Schedule a planned disaster recovery for your Splunk Cloud Platform environment
Up to twice a year, you can schedule a planned failover of your Splunk Cloud Platform environment when it is integrated with Cross-Region Disaster Recovery. Performing this planned failover lets you confirm that the service is performing as you expect and lets you test processes to ensure that your data collection and forwarding infrastructure sends data to your Splunk Cloud Platform environment properly even when it is active in the secondary cloud service provider region.
Cross-Region Disaster Recovery protects your environment from regional cloud service provider (CSP) failures in a primary region by failing over to a secondary region. This excludes protection of regional failures in the secondary region.
Requirements for performing a planned disaster recovery
Meet the following requirements to perform a planned disaster recovery for your Splunk Cloud Platform environment:
- Your Splunk Cloud Platform environment must have Cross-Region Disaster Recovery implemented and functional
- You must use Splunk Cloud Platform within specific service limits. See Service limits and constraints in the Splunk Cloud Platform Service Manual
- The environment must not already be within a maintenance window or going through an upgrade
- The environment must be able to be in a maintenance window for the planned failover and failback of at least four hours
- Your Splunk Cloud Platform environment must fail back to the primary region no sooner than 24 hours after the failover completes, and within 2 weeks of the planned failover
-
You must develop your own Disaster Recovery (DR) test plan in advance based on your business needs and compliance requirements. Splunk expects you to validate this plan after a planned failover and failback
Schedule a planned disaster recovery
To schedule a planned disaster recovery, perform the following steps:
- Visit the Splunk Support Portal.
- Select the Need Help? button.
- Select Create a Case, then choose Support.
- Select the Splunk Cloud environment on which you want to perform the test.
- Select Cloud Change Request.
- Select Standard Configuration.
- In the Config file field, enter "CRDR".
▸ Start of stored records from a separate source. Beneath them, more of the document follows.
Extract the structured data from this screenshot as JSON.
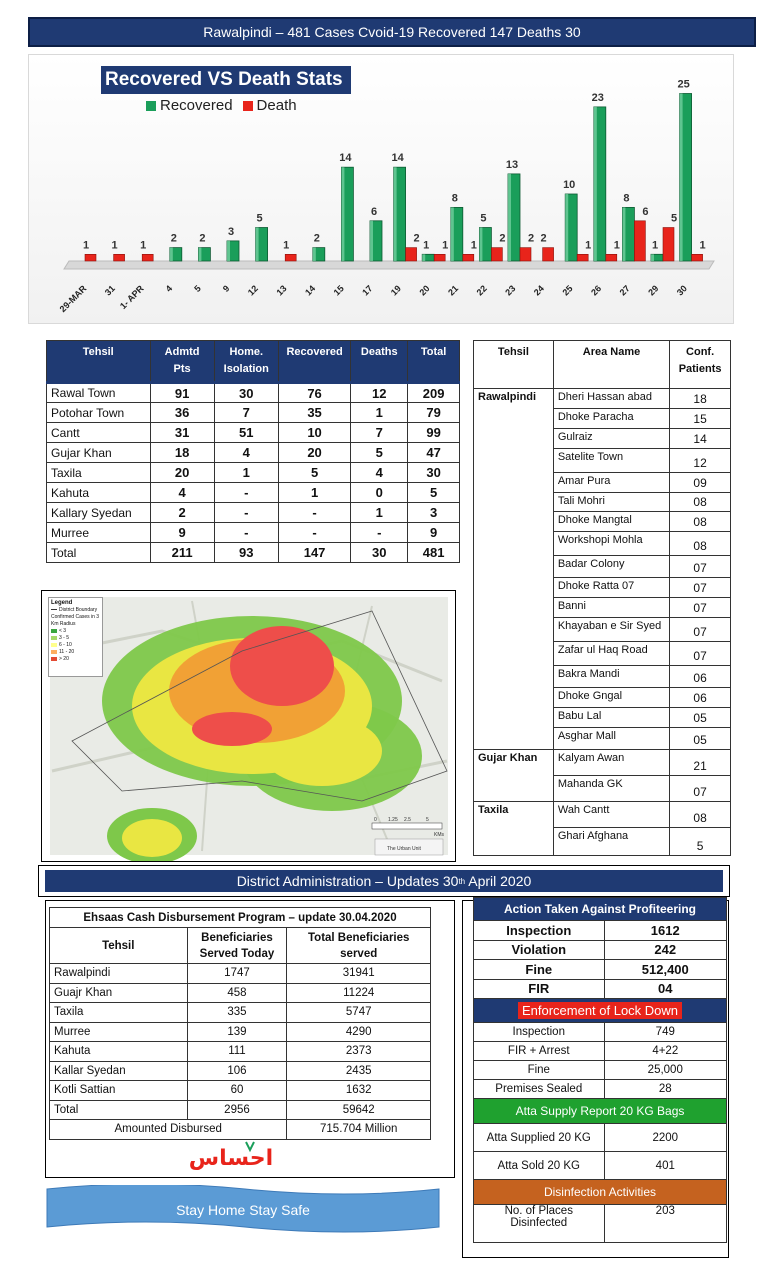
{
  "banner": "Rawalpindi – 481 Cases Cvoid-19 Recovered 147 Deaths 30",
  "chart_data": {
    "type": "bar",
    "title": "Recovered VS Death Stats",
    "categories": [
      "29-MAR",
      "31",
      "1- APR",
      "4",
      "5",
      "9",
      "12",
      "13",
      "14",
      "15",
      "17",
      "19",
      "20",
      "21",
      "22",
      "23",
      "24",
      "25",
      "26",
      "27",
      "29",
      "30"
    ],
    "series": [
      {
        "name": "Recovered",
        "color": "#1a9e5a",
        "values": [
          null,
          null,
          null,
          2,
          2,
          3,
          5,
          null,
          2,
          14,
          6,
          14,
          1,
          8,
          5,
          13,
          null,
          10,
          23,
          8,
          1,
          25
        ]
      },
      {
        "name": "Death",
        "color": "#e8241b",
        "values": [
          1,
          1,
          1,
          null,
          null,
          null,
          null,
          1,
          null,
          null,
          null,
          2,
          1,
          1,
          2,
          2,
          2,
          1,
          1,
          6,
          5,
          1
        ]
      }
    ],
    "colors": {
      "recovered": "#1a9e5a",
      "death": "#e8241b"
    }
  },
  "tehsil_table": {
    "headers": [
      "Tehsil",
      "Admtd\nPts",
      "Home.\nIsolation",
      "Recovered",
      "Deaths",
      "Total"
    ],
    "rows": [
      [
        "Rawal Town",
        "91",
        "30",
        "76",
        "12",
        "209"
      ],
      [
        "Potohar Town",
        "36",
        "7",
        "35",
        "1",
        "79"
      ],
      [
        "Cantt",
        "31",
        "51",
        "10",
        "7",
        "99"
      ],
      [
        "Gujar Khan",
        "18",
        "4",
        "20",
        "5",
        "47"
      ],
      [
        "Taxila",
        "20",
        "1",
        "5",
        "4",
        "30"
      ],
      [
        "Kahuta",
        "4",
        "-",
        "1",
        "0",
        "5"
      ],
      [
        "Kallary Syedan",
        "2",
        "-",
        "-",
        "1",
        "3"
      ],
      [
        "Murree",
        "9",
        "-",
        "-",
        "-",
        "9"
      ],
      [
        "Total",
        "211",
        "93",
        "147",
        "30",
        "481"
      ]
    ]
  },
  "area_table": {
    "headers": [
      "Tehsil",
      "Area Name",
      "Conf.\nPatients"
    ],
    "groups": [
      {
        "tehsil": "Rawalpindi",
        "rows": [
          [
            "Dheri Hassan abad",
            "18"
          ],
          [
            "Dhoke Paracha",
            "15"
          ],
          [
            "Gulraiz",
            "14"
          ],
          [
            "Satelite Town",
            "12"
          ],
          [
            "Amar Pura",
            "09"
          ],
          [
            "Tali Mohri",
            "08"
          ],
          [
            "Dhoke Mangtal",
            "08"
          ],
          [
            "Workshopi Mohla",
            "08"
          ],
          [
            "Badar Colony",
            "07"
          ],
          [
            "Dhoke Ratta 07",
            "07"
          ],
          [
            "Banni",
            "07"
          ],
          [
            "Khayaban e Sir Syed",
            "07"
          ],
          [
            "Zafar ul Haq Road",
            "07"
          ],
          [
            "Bakra Mandi",
            "06"
          ],
          [
            "Dhoke Gngal",
            "06"
          ],
          [
            "Babu Lal",
            "05"
          ],
          [
            "Asghar Mall",
            "05"
          ]
        ]
      },
      {
        "tehsil": "Gujar Khan",
        "rows": [
          [
            "Kalyam Awan",
            "21"
          ],
          [
            "Mahanda GK",
            "07"
          ]
        ]
      },
      {
        "tehsil": "Taxila",
        "rows": [
          [
            "Wah Cantt",
            "08"
          ],
          [
            "Ghari Afghana",
            "5"
          ]
        ]
      }
    ]
  },
  "map": {
    "legend_title": "Legend",
    "legend_items": [
      "District Boundary",
      "Confirmed Cases in 3 Km Radius",
      "< 3",
      "3 - 5",
      "6 - 10",
      "11 - 20",
      "> 20"
    ],
    "scale_labels": [
      "0",
      "1.25",
      "2.5",
      "5"
    ],
    "scale_unit": "KMs",
    "credit": "The Urban Unit"
  },
  "district_bar": {
    "text": "District Administration – Updates 30",
    "sup": "th",
    "text_end": " April 2020"
  },
  "ehsaas": {
    "title": "Ehsaas Cash Disbursement Program – update 30.04.2020",
    "headers": [
      "Tehsil",
      "Beneficiaries Served Today",
      "Total Beneficiaries served"
    ],
    "rows": [
      [
        "Rawalpindi",
        "1747",
        "31941"
      ],
      [
        "Guajr Khan",
        "458",
        "11224"
      ],
      [
        "Taxila",
        "335",
        "5747"
      ],
      [
        "Murree",
        "139",
        "4290"
      ],
      [
        "Kahuta",
        "111",
        "2373"
      ],
      [
        "Kallar Syedan",
        "106",
        "2435"
      ],
      [
        "Kotli Sattian",
        "60",
        "1632"
      ],
      [
        "Total",
        "2956",
        "59642"
      ]
    ],
    "amount_label": "Amounted Disbursed",
    "amount_value": "715.704 Million",
    "logo_text": "احساس"
  },
  "stay_home": "Stay Home Stay Safe",
  "profiteering": {
    "title": "Action Taken Against Profiteering",
    "rows": [
      [
        "Inspection",
        "1612"
      ],
      [
        "Violation",
        "242"
      ],
      [
        "Fine",
        "512,400"
      ],
      [
        "FIR",
        "04"
      ]
    ]
  },
  "lockdown": {
    "title": "Enforcement of Lock Down",
    "rows": [
      [
        "Inspection",
        "749"
      ],
      [
        "FIR + Arrest",
        "4+22"
      ],
      [
        "Fine",
        "25,000"
      ],
      [
        "Premises Sealed",
        "28"
      ]
    ]
  },
  "atta": {
    "title": "Atta  Supply Report 20 KG Bags",
    "rows": [
      [
        "Atta Supplied 20 KG",
        "2200"
      ],
      [
        "Atta Sold 20 KG",
        "401"
      ]
    ]
  },
  "disinfection": {
    "title": "Disinfection Activities",
    "rows": [
      [
        "No. of Places Disinfected",
        "203"
      ]
    ]
  }
}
- In the Description field, enter the following text:
JSON
Request for planned failover testing: Please schedule failover and failback of my Splunk Cloud Platform instance during the following time. Planned Failover Maintenance Window: {Date, 4-hour time window, Time zone} Planned Failback Maintenance Window: {Date, 4-hour time window, Time zone} - Select Submit.
After Splunk receives the request, it will contact you to schedule the appropriate maintenance windows to perform the planned disaster recovery.
Sequence of communications during the maintenance window
When you schedule a maintenance window for a planned disaster recovery failover, the following section defines the schedule of events that happen during the window. The window includes pre-checks and post-checks in addition to the failover and failback events.
Before a failover or failback begins
-
For planned failovers and failbacks:
-
You must create a Support case to begin scheduling two Maintenance Windows for your planned failover or failback
-
You will then receive confirmation of the planned failover and failback dates and times in the Support ticket
-
You must then communicate any changes to planned failover or failback dates and times in the Support ticket
-
-
For unplanned failovers and failbacks:
-
Splunk notifies you of a regional outage
-
During a failover or failback
-
You receive automated email communications to the operation contacts listed operational contacts of the following events:
-
Email communication with timestamps of failover and failback events
-
Failover / failback initiated
-
DNS switch completed
-
Ingestion and Indexing started
-
Search availability started
-
Failover / failback completed
-
Following is an example of an automated email communication:
What happens if there are issues during failover or failback?
- If Splunk identifies the problem, Splunk creates an incident
-
If you identify a problem, open a Support case through the standard channels (for example, through Salesforce or by calling in)